Breaking Bad was a slow burn. And Better Call Saul is no different.
What’s a slow burn?
Ten episodes spent trying to decide if you can trust a character’s motivations. Or three episodes spent watching someone struggle with having to kill a criminal.
Everything in BB and BCS matters, from the way an actor prepares a sandwich to what color of outfit they’re wearing. It is a rich world crafted by obsessive creatives.
Had the 2008 Writer’s Strike never happened, viewers might have felt that BB season 1 dragged, and they might have lost patience and quit watching, just as many have with BCS. Because of the Strike, BB S1 had less episodes to cram enough of the original story arc into it.
So you’re saying it’s a poorly written show and we were right about it being boring. What’s your point?
BB was written structurally different from any other television show that was airing at the time.
The writers of BB and BCS are not writing each season as an author might write a book. They’re writing each season as an author might a chapter.
This isn’t as precise of an analogy as I’d like, and to really make my point for any nitpickers out there, I’d have to break down into deep analysis and provide spoilers. That being said…
BB and BCS are character studies.
Season 1 introduces our main protagonist being dissatisfied with his livelihood, and somewhere along the way he’s shown a glimpse of a different kind of life he could be living.
Season 2 builds the world in which the protagonist lives, and he’s introduced to a larger cast of characters who can and will affect him. But S2 gives us a major event at the end, an event that serves to do two things: to punish the protagonist and simultaneously bless him with everything he’s wished for.
Season 3 is where the show takes off, having built enough momentum to propel viewers into binge-watching whatever episodes are left. The writers tend to write themselves into even sharper corners as the fourth season looms ahead.
So Breaking Bad did what no other show was doing at the time. BB challenged the status quo. Why is BCS not catching my attention?
Those first two seasons alienate the casual viewer. The writers have taken a chapter of a story, not an entire book, and stretched it out over ten episodes. BCS does what BB did but even more so.

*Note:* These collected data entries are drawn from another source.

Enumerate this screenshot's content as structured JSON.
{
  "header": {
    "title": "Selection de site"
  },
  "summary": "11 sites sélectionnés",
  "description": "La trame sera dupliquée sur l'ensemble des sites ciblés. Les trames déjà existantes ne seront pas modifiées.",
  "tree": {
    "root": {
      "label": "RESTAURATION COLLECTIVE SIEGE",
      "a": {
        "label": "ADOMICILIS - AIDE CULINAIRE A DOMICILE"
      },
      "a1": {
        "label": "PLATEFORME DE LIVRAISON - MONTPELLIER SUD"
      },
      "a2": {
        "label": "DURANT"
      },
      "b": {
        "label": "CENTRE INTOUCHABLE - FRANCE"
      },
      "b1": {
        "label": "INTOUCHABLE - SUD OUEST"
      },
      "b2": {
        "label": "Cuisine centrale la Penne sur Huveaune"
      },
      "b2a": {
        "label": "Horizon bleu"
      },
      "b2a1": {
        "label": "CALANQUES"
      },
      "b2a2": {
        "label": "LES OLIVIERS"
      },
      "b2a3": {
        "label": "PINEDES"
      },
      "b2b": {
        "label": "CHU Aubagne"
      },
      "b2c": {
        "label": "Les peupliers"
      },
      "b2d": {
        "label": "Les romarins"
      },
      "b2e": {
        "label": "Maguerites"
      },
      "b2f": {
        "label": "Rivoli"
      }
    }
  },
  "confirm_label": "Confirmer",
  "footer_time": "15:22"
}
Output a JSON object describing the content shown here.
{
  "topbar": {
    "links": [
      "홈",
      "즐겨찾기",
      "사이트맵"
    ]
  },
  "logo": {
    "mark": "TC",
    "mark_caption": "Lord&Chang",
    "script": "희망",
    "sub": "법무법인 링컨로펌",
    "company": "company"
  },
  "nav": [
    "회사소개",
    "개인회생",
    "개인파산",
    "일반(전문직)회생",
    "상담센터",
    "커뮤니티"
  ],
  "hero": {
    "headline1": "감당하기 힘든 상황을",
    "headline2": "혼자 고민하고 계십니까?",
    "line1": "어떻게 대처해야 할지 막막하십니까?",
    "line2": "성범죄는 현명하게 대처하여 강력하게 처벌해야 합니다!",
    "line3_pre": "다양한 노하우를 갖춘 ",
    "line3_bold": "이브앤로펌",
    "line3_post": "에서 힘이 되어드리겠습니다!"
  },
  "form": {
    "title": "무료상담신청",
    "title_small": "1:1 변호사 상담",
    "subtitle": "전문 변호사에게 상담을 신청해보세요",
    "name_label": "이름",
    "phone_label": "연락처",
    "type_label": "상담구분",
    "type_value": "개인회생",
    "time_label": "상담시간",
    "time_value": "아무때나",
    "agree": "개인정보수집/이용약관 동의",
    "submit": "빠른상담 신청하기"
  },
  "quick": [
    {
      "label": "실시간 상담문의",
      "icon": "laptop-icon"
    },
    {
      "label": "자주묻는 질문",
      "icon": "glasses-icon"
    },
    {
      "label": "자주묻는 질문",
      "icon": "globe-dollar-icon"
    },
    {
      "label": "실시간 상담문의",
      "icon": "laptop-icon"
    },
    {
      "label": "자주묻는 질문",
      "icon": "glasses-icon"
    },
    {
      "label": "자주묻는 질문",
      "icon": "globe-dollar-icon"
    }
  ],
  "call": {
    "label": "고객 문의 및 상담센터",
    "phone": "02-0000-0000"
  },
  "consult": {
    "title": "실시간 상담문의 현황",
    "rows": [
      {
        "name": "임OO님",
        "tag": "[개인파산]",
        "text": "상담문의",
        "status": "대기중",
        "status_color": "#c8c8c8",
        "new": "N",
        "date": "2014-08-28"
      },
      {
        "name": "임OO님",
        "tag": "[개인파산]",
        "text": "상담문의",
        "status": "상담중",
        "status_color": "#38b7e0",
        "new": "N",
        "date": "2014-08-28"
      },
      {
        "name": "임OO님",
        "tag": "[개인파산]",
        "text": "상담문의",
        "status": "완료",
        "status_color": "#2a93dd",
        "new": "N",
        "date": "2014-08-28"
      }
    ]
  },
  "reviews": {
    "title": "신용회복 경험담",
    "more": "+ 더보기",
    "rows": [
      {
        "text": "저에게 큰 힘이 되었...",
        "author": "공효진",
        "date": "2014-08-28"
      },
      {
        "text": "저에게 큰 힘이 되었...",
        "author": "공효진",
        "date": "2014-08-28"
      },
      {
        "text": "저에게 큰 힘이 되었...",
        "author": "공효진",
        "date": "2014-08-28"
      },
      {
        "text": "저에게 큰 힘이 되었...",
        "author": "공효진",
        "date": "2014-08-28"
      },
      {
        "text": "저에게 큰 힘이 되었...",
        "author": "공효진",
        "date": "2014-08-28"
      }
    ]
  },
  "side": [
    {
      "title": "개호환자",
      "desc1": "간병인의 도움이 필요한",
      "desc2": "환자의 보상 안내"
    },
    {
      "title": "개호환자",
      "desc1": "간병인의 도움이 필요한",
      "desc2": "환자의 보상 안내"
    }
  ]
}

BCS is an even slower burn. For research, Peter Gould, the show’s co-creator, spent time sitting in on courtroom hearings paying attention to the most mundane happenings. As he stated on the BCS official podcast, they didn’t want to portray the law in every way that other shows presented it. People coughing. Awkward pauses. These are not hallmarks of the most popular programs, not in Law and Order or any “heart pounding” TV drama.
So why the hell would I wanna watch people cough or pause awkwardly?
In 2017, we are not only bombarded with a plethora of entertainment to satiate ourselves with, we’re also encumbered with more delivery services than we can afford. We don’t have the money and we don’t have the time.
So I understand that if a show feels like a slow burn it feels like a waste of your time.
You may prefer to binge-watch a show by doing the laundry and paying half-attention to it in the background, or maybe you actually prefer feeling lost in a story.
Better Call Saul was created for those who enjoy getting lost. It was also created for those who can afford some patience, because for those sorts of viewers it pays off. And these types of shows come around once out of every hundred shows.
It’s surprising any good TV series or film is ever made. The amount of people involved to make a show come alive is impressive. I’ll task anyone with putting together fifty people or a hundred, or several hundred, and order them to make something worth our time, a consistent fifty hour narrative.
Breaking Bad was an acquired taste, a show that irrevocably changed future television dramas, and Better Call Saul is no different.
To enjoy, all you need is patience. And access to cable. Or Internet streaming services.
Better Call Saul returns to AMC Mondays this April 10th.